Word that the Irish League of Credit Unions is at an “early stage” in considering the feasibility of its members offering mortgages has provoked much interest.
News flash: credit unions already can offer mortgages, subject to conditions laid down by the Central Bank of Ireland. I know of one credit union that is currently considering writing eight home loans under a scheme with a local authority.
There is no bar on credit unions writing mortgages. The regulator insists that not more than 10 per cent of a credit union’s total book can be for loans of 10 years or more in duration, although this can be extended to 15 per cent in some cases.

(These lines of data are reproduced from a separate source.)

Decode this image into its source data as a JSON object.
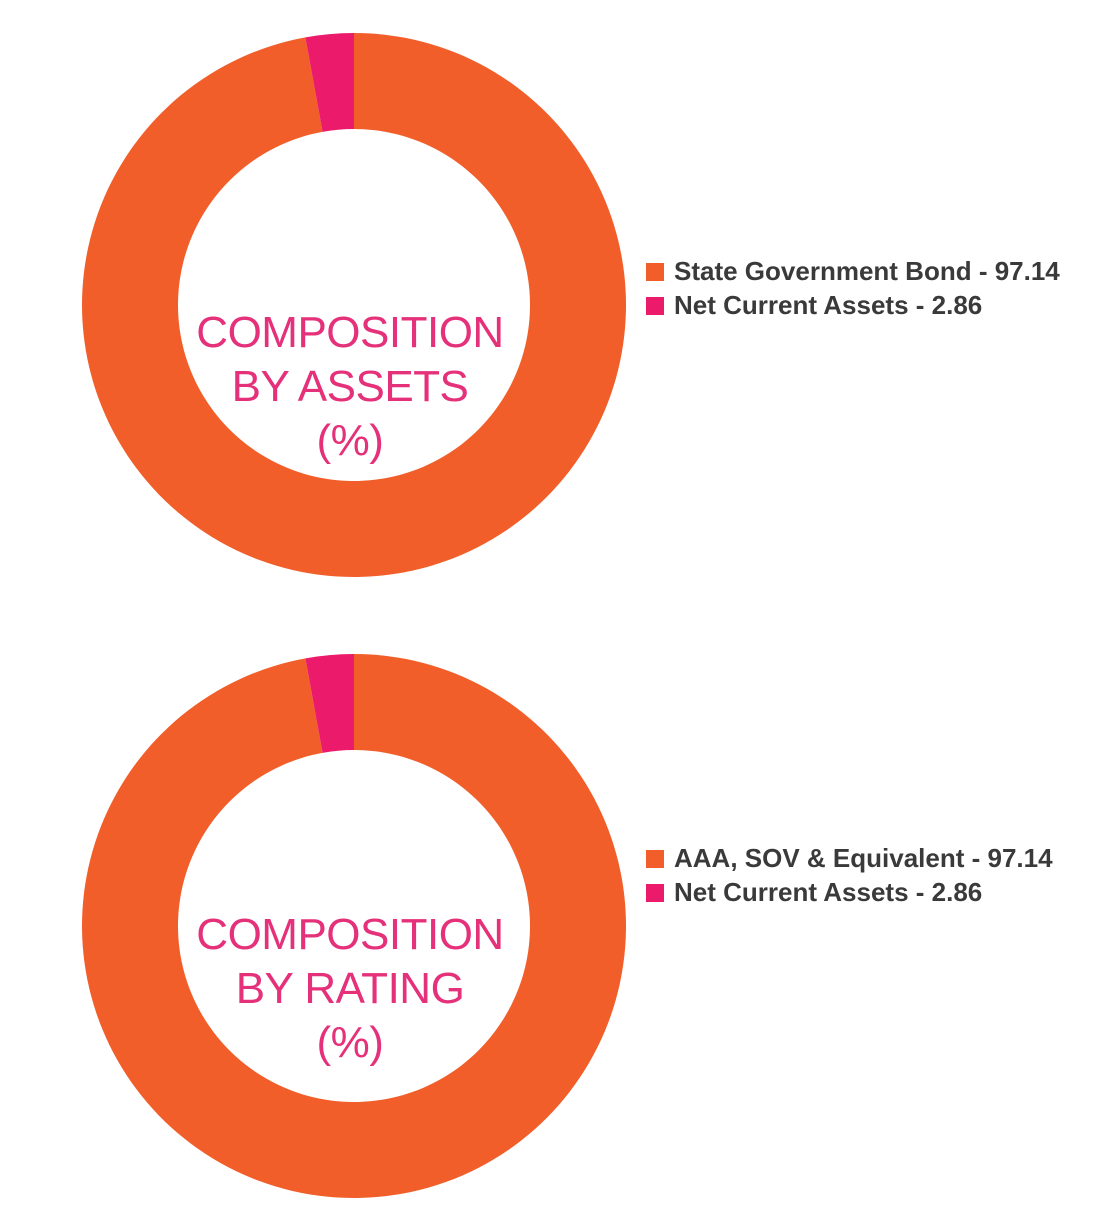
{
  "colors": {
    "orange": "#f15e2a",
    "pink": "#ec1a6a",
    "title": "#e5307a",
    "legend_text": "#3a3a3a"
  },
  "chart_data": [
    {
      "type": "pie",
      "variant": "donut",
      "title_lines": [
        "COMPOSITION",
        "BY ASSETS",
        "(%)"
      ],
      "legend_position": "right",
      "slices": [
        {
          "label": "State Government Bond - 97.14",
          "value": 97.14,
          "color": "#f15e2a"
        },
        {
          "label": "Net Current Assets - 2.86",
          "value": 2.86,
          "color": "#ec1a6a"
        }
      ]
    },
    {
      "type": "pie",
      "variant": "donut",
      "title_lines": [
        "COMPOSITION",
        "BY RATING",
        "(%)"
      ],
      "legend_position": "right",
      "slices": [
        {
          "label": "AAA, SOV & Equivalent - 97.14",
          "value": 97.14,
          "color": "#f15e2a"
        },
        {
          "label": "Net Current Assets - 2.86",
          "value": 2.86,
          "color": "#ec1a6a"
        }
      ]
    }
  ]
}
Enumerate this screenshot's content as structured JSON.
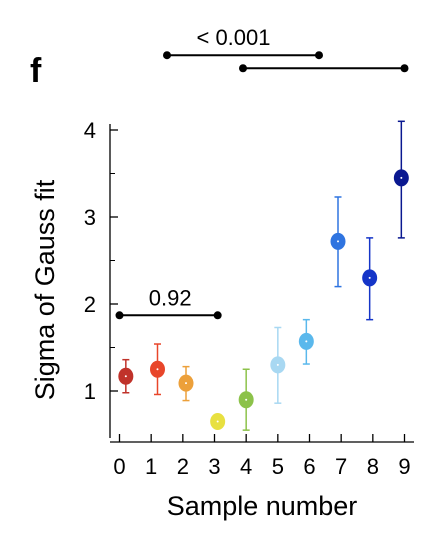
{
  "panel_label": "f",
  "chart_data": {
    "type": "scatter",
    "xlabel": "Sample number",
    "ylabel": "Sigma of Gauss fit",
    "x_ticks": [
      "0",
      "1",
      "2",
      "3",
      "4",
      "5",
      "6",
      "7",
      "8",
      "9"
    ],
    "y_ticks": [
      "1",
      "2",
      "3",
      "4"
    ],
    "xlim": [
      -0.3,
      9.3
    ],
    "ylim": [
      0.45,
      4.1
    ],
    "points": [
      {
        "x": 0.2,
        "y": 1.17,
        "err_low": 0.98,
        "err_high": 1.36,
        "color": "#c0322a"
      },
      {
        "x": 1.2,
        "y": 1.25,
        "err_low": 0.96,
        "err_high": 1.54,
        "color": "#e8462a"
      },
      {
        "x": 2.1,
        "y": 1.09,
        "err_low": 0.89,
        "err_high": 1.28,
        "color": "#eca03a"
      },
      {
        "x": 3.1,
        "y": 0.65,
        "err_low": 0.6,
        "err_high": 0.7,
        "color": "#e8e040"
      },
      {
        "x": 4.0,
        "y": 0.9,
        "err_low": 0.55,
        "err_high": 1.25,
        "color": "#8cc24a"
      },
      {
        "x": 5.0,
        "y": 1.3,
        "err_low": 0.86,
        "err_high": 1.73,
        "color": "#a8d8f2"
      },
      {
        "x": 5.9,
        "y": 1.57,
        "err_low": 1.31,
        "err_high": 1.82,
        "color": "#5ab8ec"
      },
      {
        "x": 6.9,
        "y": 2.72,
        "err_low": 2.2,
        "err_high": 3.23,
        "color": "#2f74e0"
      },
      {
        "x": 7.9,
        "y": 2.3,
        "err_low": 1.82,
        "err_high": 2.76,
        "color": "#1535c8"
      },
      {
        "x": 8.9,
        "y": 3.45,
        "err_low": 2.76,
        "err_high": 4.1,
        "color": "#0a1890"
      }
    ],
    "annotations": [
      {
        "label": "< 0.001",
        "x_start": 1.5,
        "x_end": 6.3,
        "y": 4.4,
        "label_x": 3.6
      },
      {
        "label": "",
        "x_start": 3.9,
        "x_end": 9.0,
        "y": 4.25
      },
      {
        "label": "0.92",
        "x_start": 0.0,
        "x_end": 3.1,
        "y": 1.87,
        "label_x": 1.6
      }
    ]
  }
}
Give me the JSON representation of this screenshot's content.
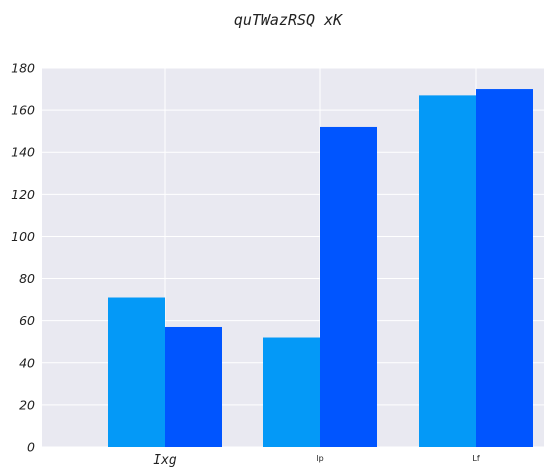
{
  "chart_data": {
    "type": "bar",
    "title": "quTWazRSQ xK",
    "categories": [
      "Ixg",
      "lp",
      "Lf"
    ],
    "series": [
      {
        "values": [
          71,
          52,
          167
        ],
        "color": "#0499f7"
      },
      {
        "values": [
          57,
          152,
          170
        ],
        "color": "#0055ff"
      }
    ],
    "ylim": [
      0,
      180
    ],
    "yticks": [
      0,
      20,
      40,
      60,
      80,
      100,
      120,
      140,
      160,
      180
    ],
    "grid": true,
    "background": "#e9e9f1",
    "xlabel": "",
    "ylabel": ""
  }
}
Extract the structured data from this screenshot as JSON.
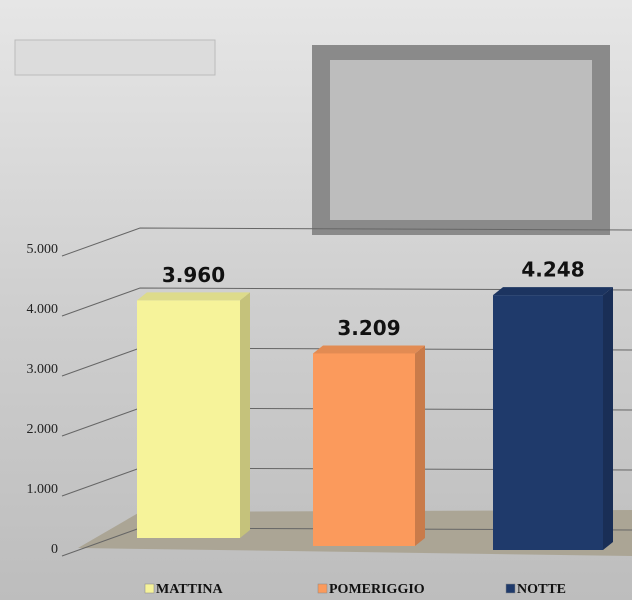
{
  "chart_data": {
    "type": "bar3d",
    "categories": [
      "MATTINA",
      "POMERIGGIO",
      "NOTTE"
    ],
    "values": [
      3960,
      3209,
      4248
    ],
    "value_labels": [
      "3.960",
      "3.209",
      "4.248"
    ],
    "colors": [
      "#f6f39a",
      "#fb9a5c",
      "#1f3a6b"
    ],
    "ylim": [
      0,
      5000
    ],
    "yticks": [
      0,
      {
        "value": 1000,
        "label": "1.000"
      },
      {
        "value": 2000,
        "label": "2.000"
      },
      {
        "value": 3000,
        "label": "3.000"
      },
      {
        "value": 4000,
        "label": "4.000"
      },
      {
        "value": 5000,
        "label": "5.000"
      }
    ],
    "grid": true
  }
}
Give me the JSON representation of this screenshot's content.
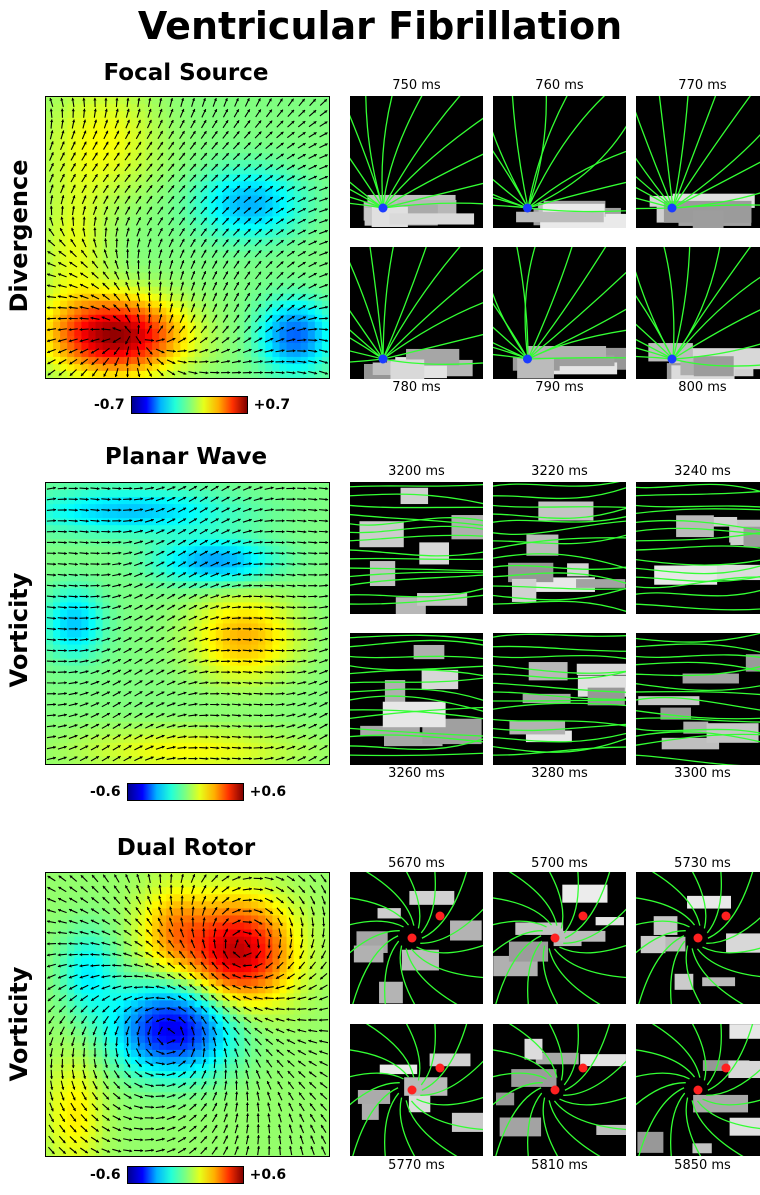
{
  "title": "Ventricular Fibrillation",
  "panels": [
    {
      "name": "Focal Source",
      "field_label": "Divergence",
      "colorbar": {
        "min": "-0.7",
        "max": "+0.7"
      },
      "pattern": "source",
      "frames_top": [
        "750 ms",
        "760 ms",
        "770 ms"
      ],
      "frames_bottom": [
        "780 ms",
        "790 ms",
        "800 ms"
      ],
      "marker_color": "#1a3cff"
    },
    {
      "name": "Planar Wave",
      "field_label": "Vorticity",
      "colorbar": {
        "min": "-0.6",
        "max": "+0.6"
      },
      "pattern": "planar",
      "frames_top": [
        "3200 ms",
        "3220 ms",
        "3240 ms"
      ],
      "frames_bottom": [
        "3260 ms",
        "3280 ms",
        "3300 ms"
      ],
      "marker_color": ""
    },
    {
      "name": "Dual Rotor",
      "field_label": "Vorticity",
      "colorbar": {
        "min": "-0.6",
        "max": "+0.6"
      },
      "pattern": "rotor",
      "frames_top": [
        "5670 ms",
        "5700 ms",
        "5730 ms"
      ],
      "frames_bottom": [
        "5770 ms",
        "5810 ms",
        "5850 ms"
      ],
      "marker_color": "#ff2020"
    }
  ],
  "colors": {
    "streamline": "#33ff33",
    "arrow": "#000000",
    "frame_bg": "#000000"
  }
}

So credit unions can lend in the form of mortgages once it falls within the maturity limits set down by the Central Bank.
In November, the regulator began a consultation process on new regulations for the sector.
These make provision for house loans “secured by property for the purpose of enabling the member to: a. have a house constructed on the property as their principal residence; b. improve or renovate a house on the property that is already used as their principal residence; c. buy a house that is already constructed on the property for use as their principal residence; or d. refinance a loan previously provided for one of the purposes specified earlier.”
Under the draft regulations, credit unions must hold the first legal charge secured on the property for any house loans made following commencement of the new rules. The consultation period runs until February 27th.
Some time ago, the ILCU set up a working party to consider the matter and engaged Margaret Sweeney, former chief executive of the now defunct PostBank in Ireland, to produce a report.
Her findings will be considered by the board of the ILCU at a meeting on Saturday.
It seems that two models are under consideration. One involves a central fund, managed by the ILCU or an offshoot of the league. The other involves some form of central administration to assist the individual credit unions in making credit-risk assessments, due diligence and such matters.
Neither proposition would be straightforward for a couple of reasons.
The ILCU is a representative body, not a regulated entity so it can’t do any lending itself.
Seeking authorisation won’t be easy.
The Central Bank is determined that another property bubble won’t blow up and any group wishing to enter the lending market here will be required to jump through several hoops.
Second, the ILCU’s members don’t always pull in the same direction, to put it mildly.
A couple of years ago, the Central Bank established a pilot scheme to bring together all lenders to deal with secured and unsecured debt for people in substantial arrears with their personal debts.
After lengthy negotiations, about 20 credit unions agreed to take part while the rest told the regulator to take a hike. The pilot fizzled out.
If they can’t agree to co-operate on a well-meaning project run by the regulator, then what hope is there of credit unions acting in unison when it comes to offering mortgages?
This lack of consensus was one of the reasons why the
Credit Union Development Association
was formed in 2003, in “recognition of the real need for positive credit union leadership and development and as a response to a more competitive and increasingly complex business environment”.
The association has 10 member credit unions with a combined asset base of more than €1.5 billion, and about 250,000 members.
All of that ignores the obvious shortcomings of the credit union movement, which began life here in 1958 when schoolteacher Nora Herlihy and others established the first one in Donore Avenue in Dublin.
Volunteers have been the cornerstone of credit unions over the past 57 years, which has been both a strength and a weakness for the movement.
This personal touch and lack of red tape meant many people could access affordable credit to purchase a car or holiday, or carry out some renovations at home.
The downside is that the movement lacked a certain professionalism in managing credit risk and a lot of bad lending decisions were made in the boom years.
According to Ed Farrell, the ILCU's acting chief executive, its 400 members in the Republic have some €4 billion ready to lend to their members. This is largely because just more than half of them are subject to some form of lending restriction by the Central Bank.
Given this situation, it seems implausible that the regulator would allow large-exposure mortgage lending by credit unions any time soon. And rightly so.